Manobras multipolares no Indo-Pacífico

Em meio ao crescimento comercial e econômico cooperação na região, MK Bhadrakumar analisa como os países menores estão tentando evitar as tentativas de Washington de causar atritos entre eles e a China.

Bandeiras da ASEAN na sede em Jacarta. (Gunawan Kartapranata, Wikimedia Commons, CC BY-SA 3.0)

By  MK Bhadrakumar
Punchline indiana

Osegunda-feira, durante a entrega do discurso na Cimeira Empresarial anual da China, realizada em Auckland, o primeiro-ministro da Nova Zelândia, Chris Hipkins, opinou sobre a dinâmica de poder no Indo-Pacífico. 

A estimativa da Nova Zelândia é importante porque é um país pequeno no Pacífico Sul, fortemente dependente do comércio com a China para preservar a sua prosperidade e, ainda assim, um dos Cinco Olhos (juntamente com os EUA, Reino Unido, Austrália e Canadá), o grupo de segurança secreto exclusivo de Países anglo-saxões. 

O discurso de Hipkins ocorreu apenas três semanas após o seu regresso de Pequim para uma visita oficial com uma delegação empresarial, quando se encontrou com o presidente da China, Xi Jinping.
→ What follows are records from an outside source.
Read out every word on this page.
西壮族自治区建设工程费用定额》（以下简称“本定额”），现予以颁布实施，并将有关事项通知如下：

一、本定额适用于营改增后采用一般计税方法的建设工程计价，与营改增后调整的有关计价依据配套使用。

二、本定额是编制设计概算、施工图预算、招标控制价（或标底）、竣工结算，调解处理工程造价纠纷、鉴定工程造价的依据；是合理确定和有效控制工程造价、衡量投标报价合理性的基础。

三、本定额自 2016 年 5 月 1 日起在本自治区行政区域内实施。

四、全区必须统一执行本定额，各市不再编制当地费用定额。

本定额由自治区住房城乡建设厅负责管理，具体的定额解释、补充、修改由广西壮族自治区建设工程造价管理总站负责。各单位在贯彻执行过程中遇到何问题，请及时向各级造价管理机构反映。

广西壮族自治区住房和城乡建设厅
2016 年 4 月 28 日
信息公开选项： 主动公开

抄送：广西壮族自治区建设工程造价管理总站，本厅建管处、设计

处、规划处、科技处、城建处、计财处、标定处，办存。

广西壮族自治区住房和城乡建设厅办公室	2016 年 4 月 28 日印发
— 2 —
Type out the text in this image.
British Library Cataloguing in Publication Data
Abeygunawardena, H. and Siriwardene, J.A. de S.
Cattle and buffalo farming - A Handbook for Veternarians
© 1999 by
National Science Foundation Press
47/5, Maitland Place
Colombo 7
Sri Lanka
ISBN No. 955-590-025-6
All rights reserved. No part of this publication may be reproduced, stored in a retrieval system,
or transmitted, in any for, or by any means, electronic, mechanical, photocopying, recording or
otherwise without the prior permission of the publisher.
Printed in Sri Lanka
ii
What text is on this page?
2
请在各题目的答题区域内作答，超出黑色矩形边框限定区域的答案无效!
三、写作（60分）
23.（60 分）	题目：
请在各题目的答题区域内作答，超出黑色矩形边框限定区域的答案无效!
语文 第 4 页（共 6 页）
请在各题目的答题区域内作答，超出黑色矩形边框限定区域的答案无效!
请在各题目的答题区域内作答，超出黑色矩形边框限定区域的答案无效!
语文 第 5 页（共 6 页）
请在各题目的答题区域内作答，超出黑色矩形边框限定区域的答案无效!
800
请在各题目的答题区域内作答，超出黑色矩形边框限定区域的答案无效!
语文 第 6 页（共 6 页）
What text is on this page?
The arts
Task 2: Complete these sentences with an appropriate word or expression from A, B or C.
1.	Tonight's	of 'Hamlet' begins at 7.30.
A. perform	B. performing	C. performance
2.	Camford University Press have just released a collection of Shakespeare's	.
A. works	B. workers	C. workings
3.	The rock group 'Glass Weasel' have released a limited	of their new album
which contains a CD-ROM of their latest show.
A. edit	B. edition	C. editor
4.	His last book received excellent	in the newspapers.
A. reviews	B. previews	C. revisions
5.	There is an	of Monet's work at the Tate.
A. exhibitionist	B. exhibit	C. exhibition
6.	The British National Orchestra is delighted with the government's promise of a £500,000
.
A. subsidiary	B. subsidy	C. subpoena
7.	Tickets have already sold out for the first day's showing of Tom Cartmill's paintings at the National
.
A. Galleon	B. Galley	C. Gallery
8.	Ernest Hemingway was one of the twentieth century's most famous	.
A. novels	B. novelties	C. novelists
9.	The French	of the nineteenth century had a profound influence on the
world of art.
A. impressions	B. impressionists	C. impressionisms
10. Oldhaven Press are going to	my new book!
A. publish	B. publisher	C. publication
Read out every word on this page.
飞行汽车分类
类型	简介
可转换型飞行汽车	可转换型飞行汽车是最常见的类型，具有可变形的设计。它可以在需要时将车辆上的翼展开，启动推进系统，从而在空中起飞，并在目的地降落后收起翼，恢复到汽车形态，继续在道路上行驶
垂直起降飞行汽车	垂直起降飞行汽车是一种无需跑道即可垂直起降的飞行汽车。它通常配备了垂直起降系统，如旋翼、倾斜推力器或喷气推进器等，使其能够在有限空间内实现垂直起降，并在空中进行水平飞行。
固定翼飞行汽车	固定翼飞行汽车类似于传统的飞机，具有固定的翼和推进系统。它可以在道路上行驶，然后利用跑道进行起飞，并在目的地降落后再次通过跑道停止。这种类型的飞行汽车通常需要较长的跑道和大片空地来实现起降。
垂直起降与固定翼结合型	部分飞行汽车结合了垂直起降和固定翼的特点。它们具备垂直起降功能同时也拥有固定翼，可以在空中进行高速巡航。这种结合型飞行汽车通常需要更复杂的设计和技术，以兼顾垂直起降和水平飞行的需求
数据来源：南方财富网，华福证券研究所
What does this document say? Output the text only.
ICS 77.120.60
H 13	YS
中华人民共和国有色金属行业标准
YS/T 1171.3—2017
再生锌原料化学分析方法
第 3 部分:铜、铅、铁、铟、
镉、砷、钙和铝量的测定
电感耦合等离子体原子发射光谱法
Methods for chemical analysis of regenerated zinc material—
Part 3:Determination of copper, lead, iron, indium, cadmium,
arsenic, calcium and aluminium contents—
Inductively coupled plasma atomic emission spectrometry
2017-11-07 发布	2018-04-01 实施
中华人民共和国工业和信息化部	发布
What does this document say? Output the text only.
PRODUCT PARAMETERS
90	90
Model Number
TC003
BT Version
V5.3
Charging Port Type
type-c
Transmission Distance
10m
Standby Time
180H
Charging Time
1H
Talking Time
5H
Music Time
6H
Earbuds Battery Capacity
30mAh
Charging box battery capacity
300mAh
Entretanto, Hipkins tinha acabado de regressar da Cimeira da NATO em Vilnius na semana passada. Os primeiros-ministros da Nova Zelândia começaram a participar nas cimeiras da NATO desde o ano passado como um dos “IP4”, os quatro parceiros Indo-Pacífico da aliança (juntando-se à Austrália, ao Japão e à Coreia do Sul).  

O chinês Leia da reunião de Xi com Hipkins em Pequim, em 27 de junho, atribuiu a este último as seguintes observações:

“Ele [Hipkins] disse que a Nova Zelândia valoriza as suas relações com a China… (e) acredita que as relações bilaterais não devem ser definidas por diferenças, e é importante que os dois lados tenham uma comunicação franca, respeito mútuo e harmonia sem uniformidade. A Nova Zelândia está disposta e pronta para manter a comunicação com a China para ajudar os países insulares a se desenvolverem.” 

Mas em Auckland, na segunda-feira, Hipkins adicionou advertências:

“A ascensão da China e a forma como procura exercer essa influência é também um importante motor da crescente concorrência estratégica, particularmente na nossa região natal mais ampla, o Indo-Pacífico. A nossa região está a tornar-se mais contestada, menos previsível e menos segura. E isso coloca desafios para pequenos países como a Nova Zelândia, que dependem da estabilidade e da previsibilidade das regras internacionais para a nossa prosperidade e segurança.”

 Hipkins com o secretário-geral da OTAN, Jens Stoltenberg, em 11 de julho, durante a cúpula da aliança em Vilnius. (OTAN/Flickr)

O que emerge é que os conceitos tradicionais de segurança de equilíbrio e de movimentação de bandas são insuficientes para compreender como estados mais pequenos como a Nova Zelândia estão a responder à rivalidade entre os EUA e a China. (Veja o comentário do USIP Nova Zelândia se aproxima da OTAN com olhar cauteloso.)

Este foi também o leitmotiv das escolhas de política externa e de segurança apresentadas pela cimeira da Associação das Nações do Sudeste Asiático e eventos relacionados em Jacarta no último fim de semana.

‘Não é uma arena para guerras por procuração’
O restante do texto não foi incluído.